I have run the system without any injection to check the baseline with or without salt in aqueous portion of mobile phase. Both chromatograms are same: a ghost stays on Peak 2’s retention time. So, I summarized that the ghost was coming from the water. When we used water for chromatography, the ghost was still in there with smaller area.

UV-Vis and DAD detectors are used for this method.

The mobile phase was made by first preparing a phosphate buffer solution of KH2PO4 and Na2HPO4 (pH 7.0, 0.02 M). This buffer solution was then mixed with acetonitrile in ratios of 93:7 (v/v) buffer–acetonitrile to yield Mobile Phase A. Mobile Phase B is 100% acetonitrile. The two-step gradient profile begins with a 12 min linear gradient from 100% Mobile Phase A to Mobile Phase A–Mobile Phase B (92:8, v/v). This is followed by a linear ramp over the next 16 min to Mobile Phase A–Mobile Phase B (38:62, v/v). Finally, the composition is returned to 100% Mobile Phase A over 2 min followed by a 5 min equilibration for a total run time of 35 min. The mobile phase flow rate is 1.0 ml/min, the column temperature is controlled at 35 °C, and the injection volume is 20 uL.

Then, we made modifications on second step gradient, i.e. change in slope, initial proportion, column temperature, flow rate, and/or pH. The ghost won't be expelled from the Peak 2’s body.

I suggest that you do as I recommended and increase the equilibration time (i.e. from 5 min to 10, 20, 30 min). just to make sure that it is indeed the water.

If it is the water, an easy fix would be to have your water (or mobile phase A) pass through a C18 column. As your impurity is quite hydrophobic, it will be stay in the stationary phase, so you will have contamination free water for your application...

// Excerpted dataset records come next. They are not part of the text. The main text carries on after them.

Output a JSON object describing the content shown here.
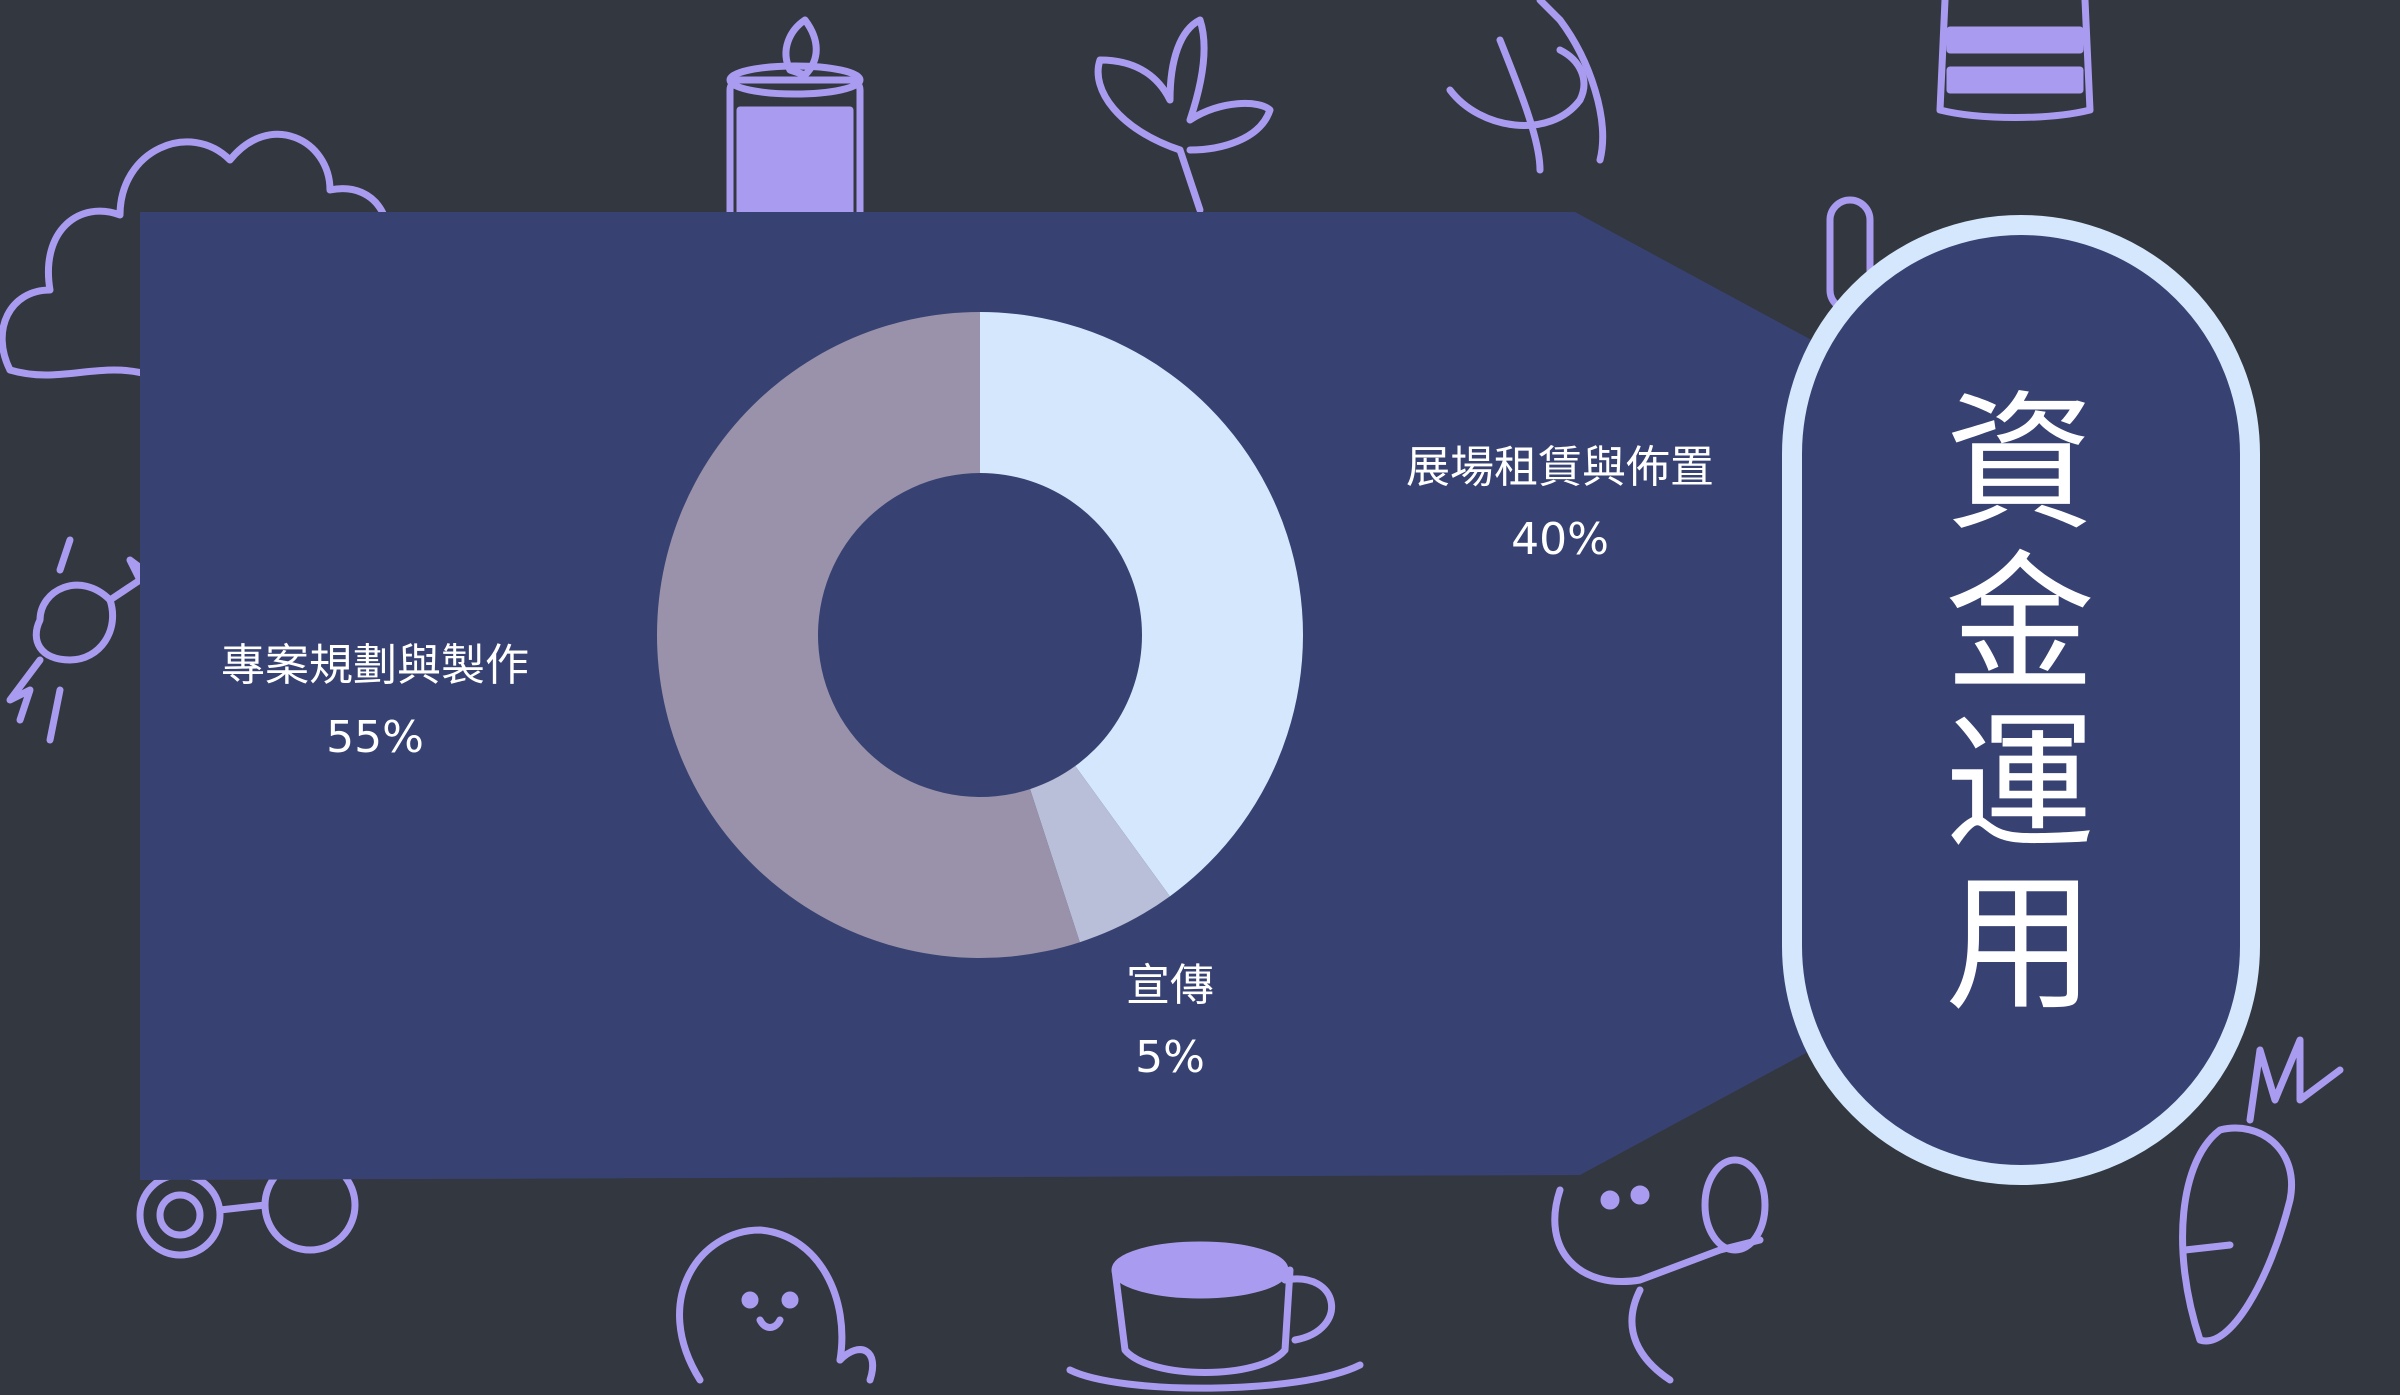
{
  "title": "資金運用",
  "chart_data": {
    "type": "donut",
    "segments": [
      {
        "label": "展場租賃與佈置",
        "value": 40,
        "display": "40%",
        "color": "#d5e7fd"
      },
      {
        "label": "宣傳",
        "value": 5,
        "display": "5%",
        "color": "#b9bfd8"
      },
      {
        "label": "專案規劃與製作",
        "value": 55,
        "display": "55%",
        "color": "#9a92aa"
      }
    ]
  },
  "colors": {
    "background": "#33373f",
    "panel": "#374273",
    "capsule_border": "#d5e7fd",
    "doodle": "#a99cf0"
  }
}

I suggest that you do as I recommended and increase the equilibration time (i.e. from 5 min to 10, 20, 30 min). just to make sure that it is indeed the water.

If it is the water, an easy fix would be to have your water (or mobile phase A) pass through a C18 column. As your impurity is quite hydrophobic, it will be stay in the stationary phase, so you will have contamination free water for your application...

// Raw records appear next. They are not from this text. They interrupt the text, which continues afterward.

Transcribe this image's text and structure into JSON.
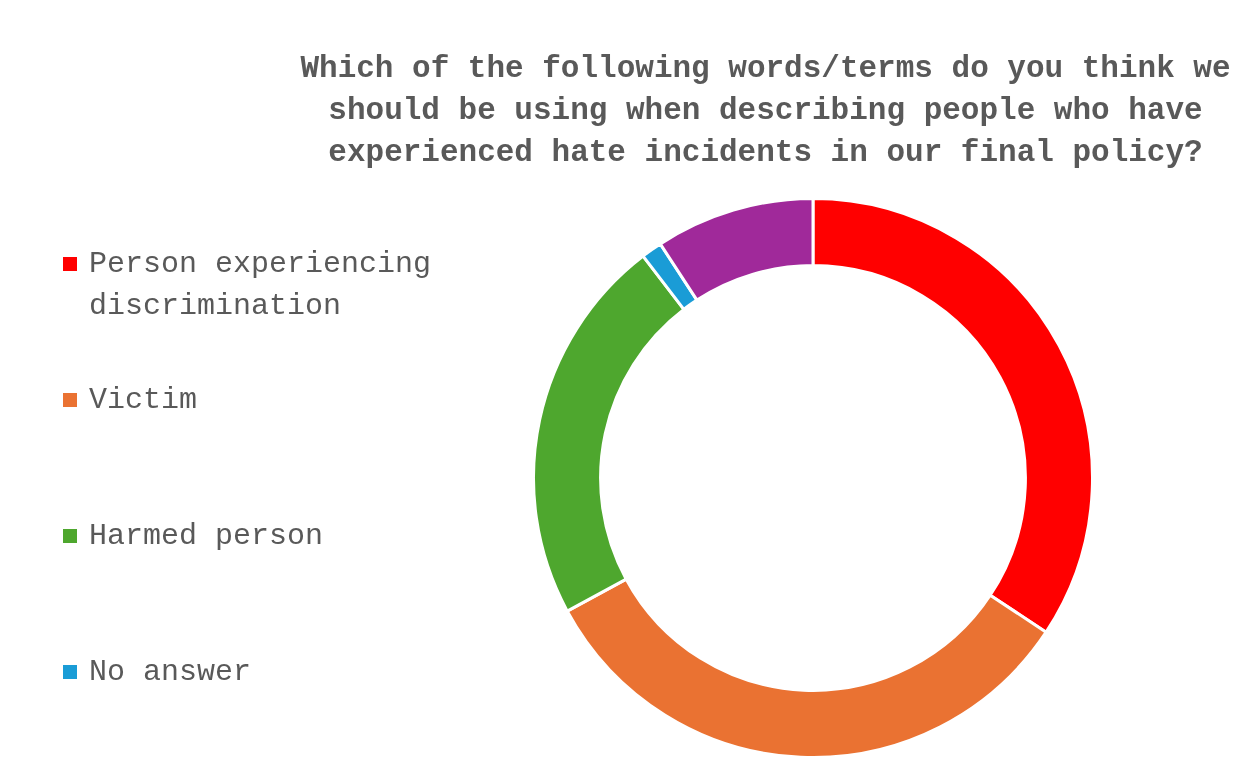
{
  "chart_data": {
    "type": "donut",
    "title": "Which of the following words/terms do you think we should be using when describing people who have experienced hate incidents in our final policy?",
    "categories": [
      "Person experiencing discrimination",
      "Victim",
      "Harmed person",
      "No answer",
      null
    ],
    "values": [
      34.3,
      32.8,
      22.5,
      1.2,
      9.2
    ],
    "colors": [
      "#ff0000",
      "#ea7232",
      "#4ea72e",
      "#1a9cd6",
      "#a0299a"
    ],
    "legend": "left"
  }
}
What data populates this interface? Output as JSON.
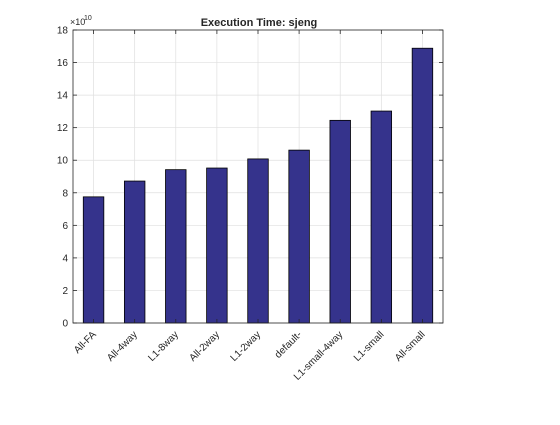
{
  "chart_data": {
    "type": "bar",
    "title": "Execution Time: sjeng",
    "xlabel": "",
    "ylabel": "",
    "y_exponent_label": "×10",
    "y_exponent": "10",
    "categories": [
      "All-FA",
      "All-4way",
      "L1-8way",
      "All-2way",
      "L1-2way",
      "default-",
      "L1-small-4way",
      "L1-small",
      "All-small"
    ],
    "values": [
      7.75,
      8.72,
      9.42,
      9.52,
      10.08,
      10.62,
      12.45,
      13.02,
      16.88
    ],
    "ylim": [
      0,
      18
    ],
    "yticks": [
      0,
      2,
      4,
      6,
      8,
      10,
      12,
      14,
      16,
      18
    ],
    "grid": true,
    "bar_color": "#35338c",
    "edge_color": "#000000"
  }
}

If impurity is made to stay on stationary phase by passing water, won't it elute out later when we run mobile phase? How will it help kostas!

Regards,

Amaryl.

I think what Kostas means is to put an old C18 column or guard cartridge in the line between the A pump and the mixer (this only works if you have a high-pressure mixing system).

Alternatively, you could pump your A mobile phase through a column or guard separately (off line) and use the collected solvent in your actual system.

A third alternative is to filter your A solvent through a membrane filter impregnated with C18 (3M make such filters, I think)

Tom is right.

I was referring to his second alternative...

Thanks got it.

Amaryl.

I have the same idea with Tom’s second option. I would rather to ‘purify’ water or buffer solution instead of Mobile Phase A. I will try it and report the result here.